Depeche Mode, c’est le journal intime de Gore (jusqu’à la faculté de s’accaparer – façon thérapeutique – les titres que compose maintenant Gahan depuis « Playing the Angel »). À quoi bon demander à Martin un disque solo puisque, depuis tout temps, DM ne cesse de labourer les obsessions religieuses, amoureuses et sexuelles de son auteur ? (Dans un vocabulaire et un sens lexical poussant plus loin encore les travaux de Leonard Cohen et de Nick Cave – « Personal Jesus », chanson définitive sur l’idée de transcendance.)

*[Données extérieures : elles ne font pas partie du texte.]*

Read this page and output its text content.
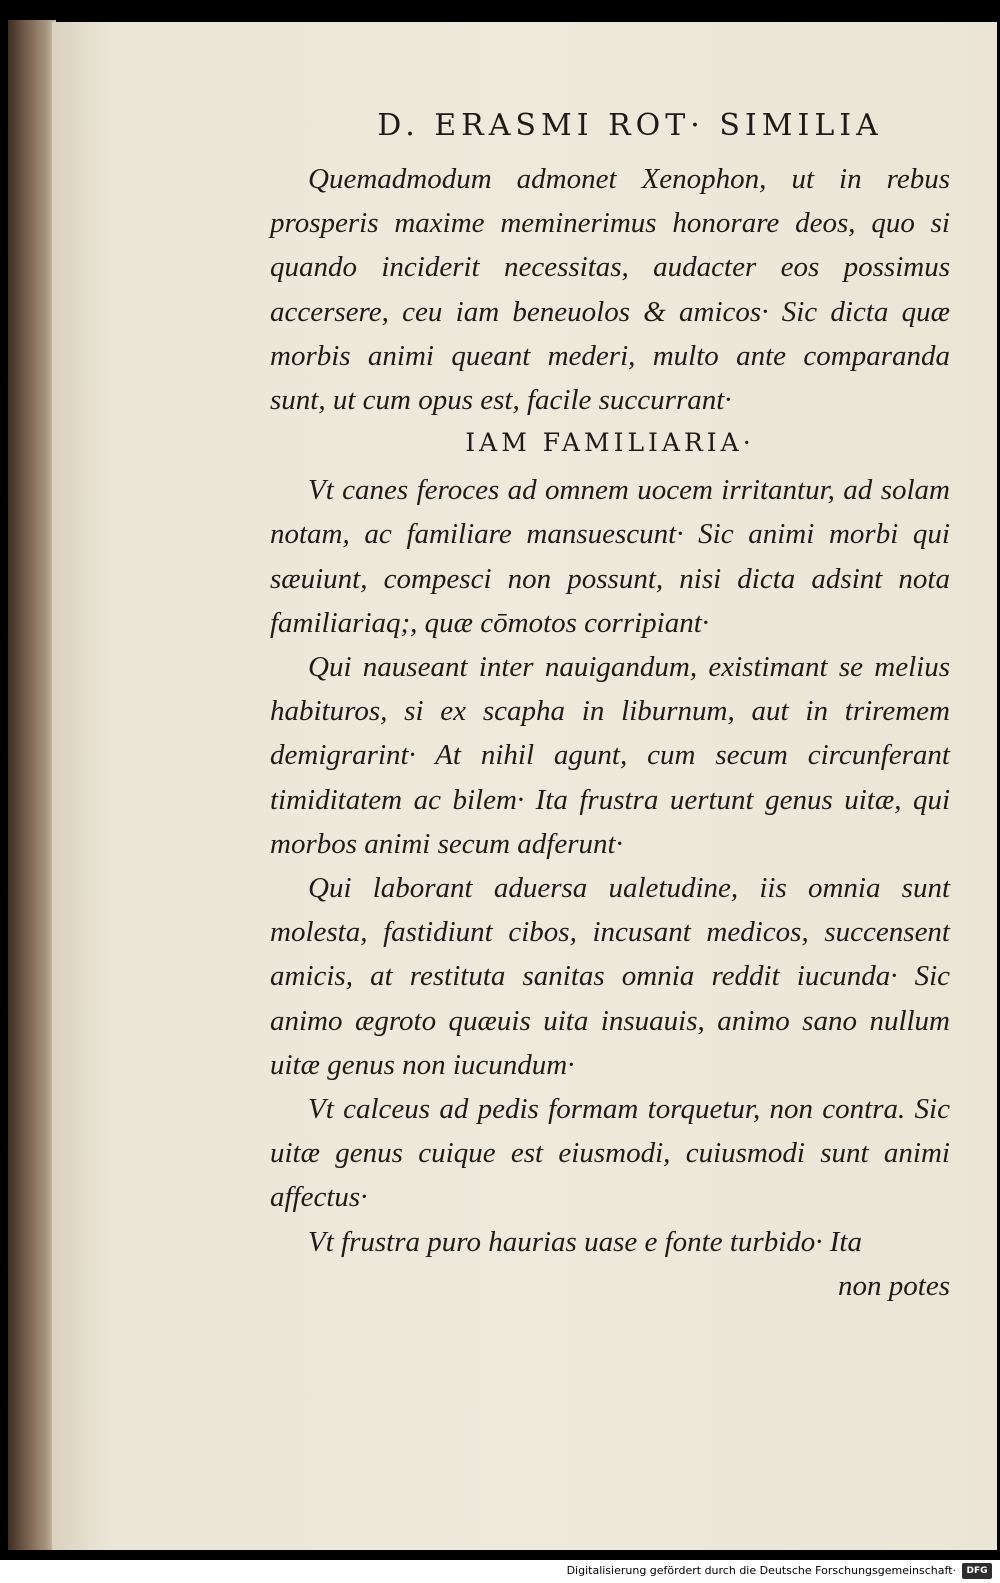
D. ERASMI ROT· SIMILIA

Quemadmodum admonet Xenophon, ut in rebus prosperis maxime meminerimus honorare deos, quo si quando inciderit necessitas, audacter eos possimus accersere, ceu iam beneuolos & amicos· Sic dicta quæ morbis animi queant mederi, multo ante comparanda sunt, ut cum opus est, facile succurrant·

IAM FAMILIARIA·

Vt canes feroces ad omnem uocem irritantur, ad solam notam, ac familiare mansuescunt· Sic animi morbi qui sæuiunt, compesci non possunt, nisi dicta adsint nota familiariaq;, quæ cōmotos corripiant·

Qui nauseant inter nauigandum, existimant se melius habituros, si ex scapha in liburnum, aut in triremem demigrarint· At nihil agunt, cum secum circunferant timiditatem ac bilem· Ita frustra uertunt genus uitæ, qui morbos animi secum adferunt·

Qui laborant aduersa ualetudine, iis omnia sunt molesta, fastidiunt cibos, incusant medicos, succensent amicis, at restituta sanitas omnia reddit iucunda· Sic animo ægroto quæuis uita insuauis, animo sano nullum uitæ genus non iucundum·

Vt calceus ad pedis formam torquetur, non contra. Sic uitæ genus cuique est eiusmodi, cuiusmodi sunt animi affectus·

Vt frustra puro haurias uase e fonte turbido· Ita

non potes

Digitalisierung gefördert durch die Deutsche Forschungsgemeinschaft·	DFG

Aussi, lorsque Martin publie des albums sous son propre nom, l’idée principale ne tient qu’en un seul mot : plaisir. Les magnifiques « Counterfeit » permettaient à MG, avec beaucoup d’humilité, de saluer certains de ses héros (au talent parfois inférieur à celui-ci). Les retrouvailles entre Gore et Vince Clarke, pour l’assez mal aimé VCMG, voyaient nos deux lurons s’éclater à composer de la techno aussi ludique que génialement vintage (les années jouant en faveur de ce disque purement récréatif et amusé). Rien de surprenant à retrouver aujourd’hui Martin au cœur d’un album essentiellement instrumental…

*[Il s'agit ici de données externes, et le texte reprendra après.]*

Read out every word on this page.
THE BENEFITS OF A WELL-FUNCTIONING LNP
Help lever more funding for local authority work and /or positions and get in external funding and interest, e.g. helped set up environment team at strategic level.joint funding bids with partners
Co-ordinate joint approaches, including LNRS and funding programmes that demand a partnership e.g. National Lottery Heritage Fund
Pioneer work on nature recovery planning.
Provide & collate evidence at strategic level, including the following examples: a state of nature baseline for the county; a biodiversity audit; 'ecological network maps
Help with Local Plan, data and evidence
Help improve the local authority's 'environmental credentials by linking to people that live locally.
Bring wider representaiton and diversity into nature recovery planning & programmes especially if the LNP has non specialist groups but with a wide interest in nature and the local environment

Semble-t-il enregistré à la cool, avec joie et bonne humeur, « MG » se compose de seize architectures dans la lignée du séminal « Another Green World » de Brian Eno. Parfois légèrement tribal, toujours détendu, bande-son parfaite afin d’enrober l’espace, cet album laisse perplexe à la première écoute (« Quoi ?! Martin ne révolutionne pas le genre de la fausse BOF ?! ») avant d’agripper, de fasciner puis de ne plus lâcher au cours des nombreuses immersions que l’auditeur conquis lui accorde. Des bribes DM se manifestent parfois (un « Featherlight » à la généalogie « Construction Time Again », un « Creeper » façon instru non retenu pour « Violator », un « Stealth » limite synonyme de « Rush »), mais l’idée n’est pas de déployer des orfèvreries mélodiques…

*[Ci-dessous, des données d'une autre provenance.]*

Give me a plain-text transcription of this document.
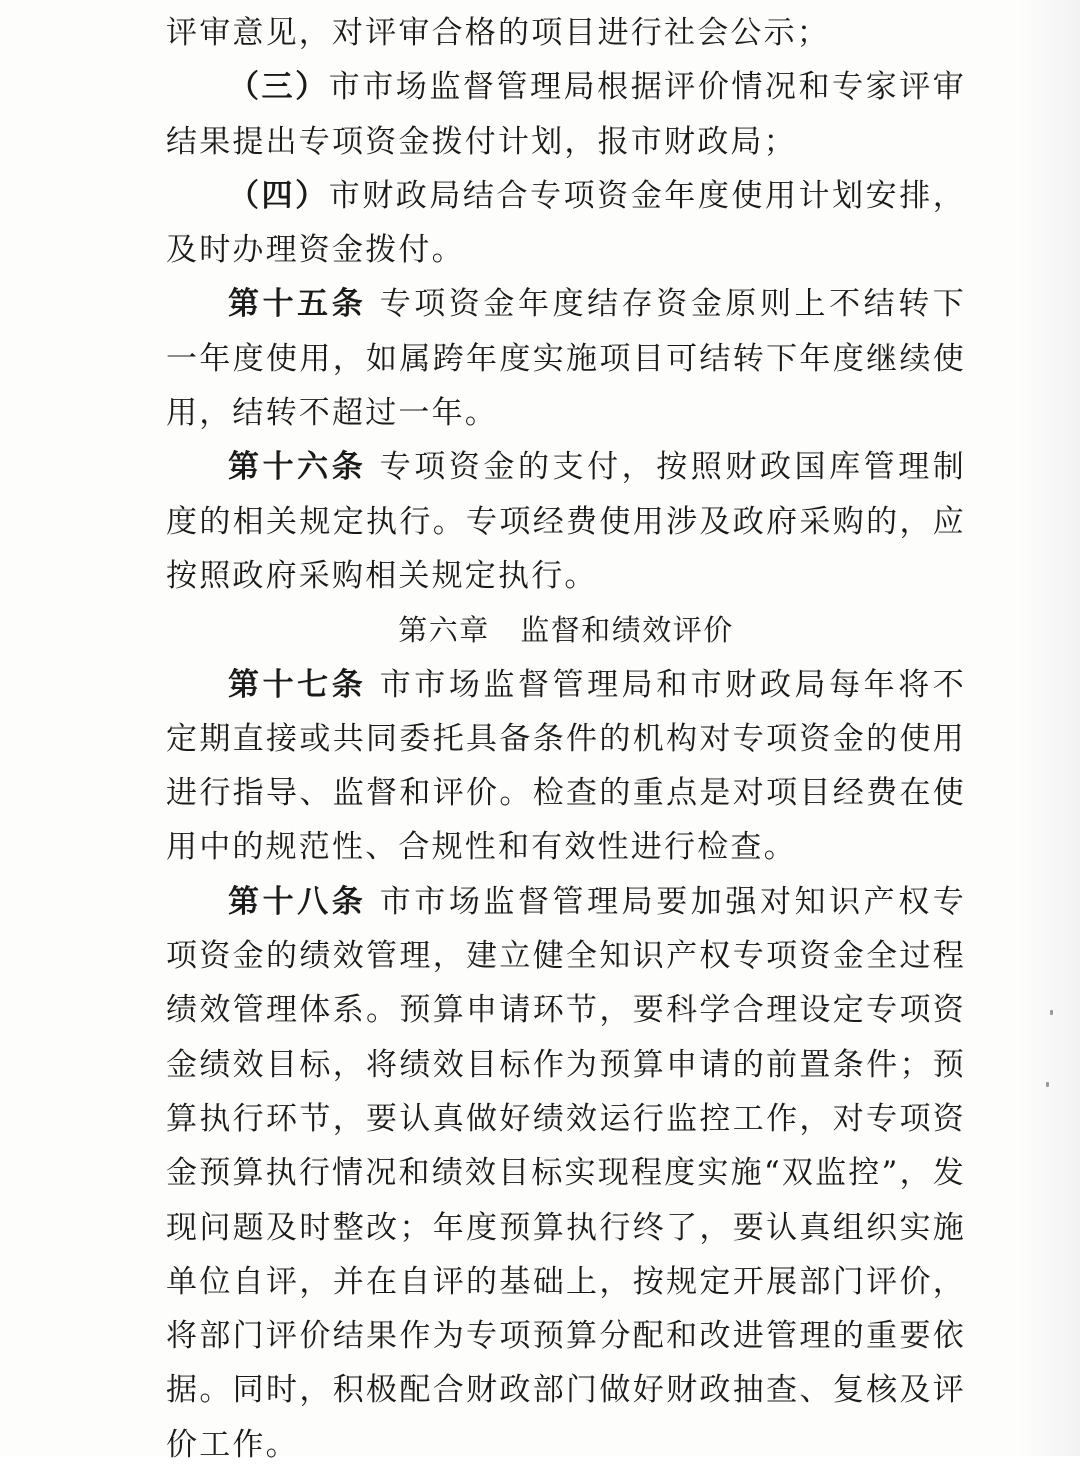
评审意见，对评审合格的项目进行社会公示；

（三）市市场监督管理局根据评价情况和专家评审结果提出专项资金拨付计划，报市财政局；

（四）市财政局结合专项资金年度使用计划安排，及时办理资金拨付。

第十五条 专项资金年度结存资金原则上不结转下一年度使用，如属跨年度实施项目可结转下年度继续使用，结转不超过一年。

第十六条 专项资金的支付，按照财政国库管理制度的相关规定执行。专项经费使用涉及政府采购的，应按照政府采购相关规定执行。

第六章　监督和绩效评价

第十七条 市市场监督管理局和市财政局每年将不定期直接或共同委托具备条件的机构对专项资金的使用进行指导、监督和评价。检查的重点是对项目经费在使用中的规范性、合规性和有效性进行检查。

第十八条 市市场监督管理局要加强对知识产权专项资金的绩效管理，建立健全知识产权专项资金全过程绩效管理体系。预算申请环节，要科学合理设定专项资金绩效目标，将绩效目标作为预算申请的前置条件；预算执行环节，要认真做好绩效运行监控工作，对专项资金预算执行情况和绩效目标实现程度实施“双监控”，发现问题及时整改；年度预算执行终了，要认真组织实施单位自评，并在自评的基础上，按规定开展部门评价，将部门评价结果作为专项预算分配和改进管理的重要依据。同时，积极配合财政部门做好财政抽查、复核及评价工作。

Le plus beau, dans le travail « solo » de Martin Gore (et c’est à nouveau le cas ici), se niche dans le « je-m’en-foutisme » du blondinet au vernis noir. Car si DM cherche néanmoins, et à raison, le besoin de curiosité (enregistrer sur des appareils vintage, écrire un disque de blues avec des machines, lier la sophistication à un son crade et méchant), Gore se contrefout des attentes comme de son statut de « précurseur » ou de « référence incontournable ». Ce disque n’a pas été conçu pour casser la baraque, et encore moins dans l’idée d’apporter une pierre décisive à la musique électronique (du reste, un mec ayant écrit des choses aussi importantes que « Black Celebration », « Violator » ou « Ultra » - pour résumer - peut dorénavant tout se permettre sans musarder sur le « qu’en dira-t-on ? »). Ce disque est frais, ô combien sincère, joueur et volontairement anomalie. Il révèle (mais nous le savions déjà) un éternel jeune homme qui, sans la moindre pression car doté d’une naturelle modestie, trifouille dans son Home Studio des compositions qui, au cours d’un moment précis de sa vie, lui correspondent… Oui, depuis trois ou quatre ans, Martin Gore respire l’épanouissement (le divorce a du bon).